Assume that you have a cylinder with a movable piston. What would happen to the gas pressure inside the cylinder if you do the following?

(a)Decrease the volume to one-fourth the original volume while holding the temperature constant

Consult the figure on P. 401 in your text, or better yet, sketch out a piston/cylinder setup yourself. The variables of interest here (P, V, T, n) are related by the ideal gas law:

PV / T = nR = constant

Now, we let the initial state have a volume V₁ and pressure P₁; we then decrease the volume to 1/4 of the original volume V₁ to a new volume V₂ and pressure P₂. Since the number of moles of gas (as well as the temperature) are constant, we have P₁V₁=P₂V₂. Now, the volume was decreased to 1/4V₁ to give the final volume V₂; therefore, V₂ = 1/4V₁. Substituting this into P₁V₁=P₂V₂ and solving for P₂, we find that P₂ = 4P₁. For a decrease in volume by a factor of 4, the pressure increases by a factor of 4. This should make sense since, at constant T and n, pressure and volume are inversely propotional.

(b)Reduce the Kelvin temperature to half its original value while holding the volume constant

For constant volume and moles, we write the ideal gas law as P/T = nR/V = constant.
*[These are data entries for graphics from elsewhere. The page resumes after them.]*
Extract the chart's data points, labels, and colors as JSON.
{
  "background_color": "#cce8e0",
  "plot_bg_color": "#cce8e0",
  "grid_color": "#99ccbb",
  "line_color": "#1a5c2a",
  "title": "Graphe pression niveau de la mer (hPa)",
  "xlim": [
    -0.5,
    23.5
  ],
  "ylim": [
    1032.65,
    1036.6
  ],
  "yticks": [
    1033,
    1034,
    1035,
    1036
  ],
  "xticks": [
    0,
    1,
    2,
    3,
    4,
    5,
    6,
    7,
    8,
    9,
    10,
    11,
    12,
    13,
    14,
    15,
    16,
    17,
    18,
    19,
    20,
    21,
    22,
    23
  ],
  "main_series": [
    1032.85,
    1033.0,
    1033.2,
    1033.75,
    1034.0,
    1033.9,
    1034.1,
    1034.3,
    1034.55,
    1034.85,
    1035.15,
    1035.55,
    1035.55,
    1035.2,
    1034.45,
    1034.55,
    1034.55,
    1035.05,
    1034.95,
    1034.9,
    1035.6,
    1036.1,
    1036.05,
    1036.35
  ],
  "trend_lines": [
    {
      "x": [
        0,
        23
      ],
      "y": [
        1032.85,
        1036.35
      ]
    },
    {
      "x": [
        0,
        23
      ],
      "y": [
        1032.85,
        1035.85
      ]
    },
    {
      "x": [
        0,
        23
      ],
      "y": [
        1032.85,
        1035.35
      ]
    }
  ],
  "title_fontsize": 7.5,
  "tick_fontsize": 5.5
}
Using the same idea as above, when the temperature is halved at constant volume, we have P₁/T₁=P₂/T₂. Since the temperature was halved from state 1 to state 2, we have T₂ = T₁/2. Substituting and solving for P₂, we find that P₂ = P₁/2. Thus, at constant n and V, pressure and temperature are directly proportional, and lowering the temperature by a factor of 2 lowers the pressure by a factor of 2 also.

(c) Reduce the amount of gas to half while keeping the volume and temperature constant

Same deal here: at constant T, V we write P/n = RT/V. Set up the equation as P₁/n₁=P₂/n₂. Notice that n₂ = 1/2n₁, and substitute. You should see that P₂ = 1/2P₁. At constant T and V, pressure and quantity (moles) are directly proportional.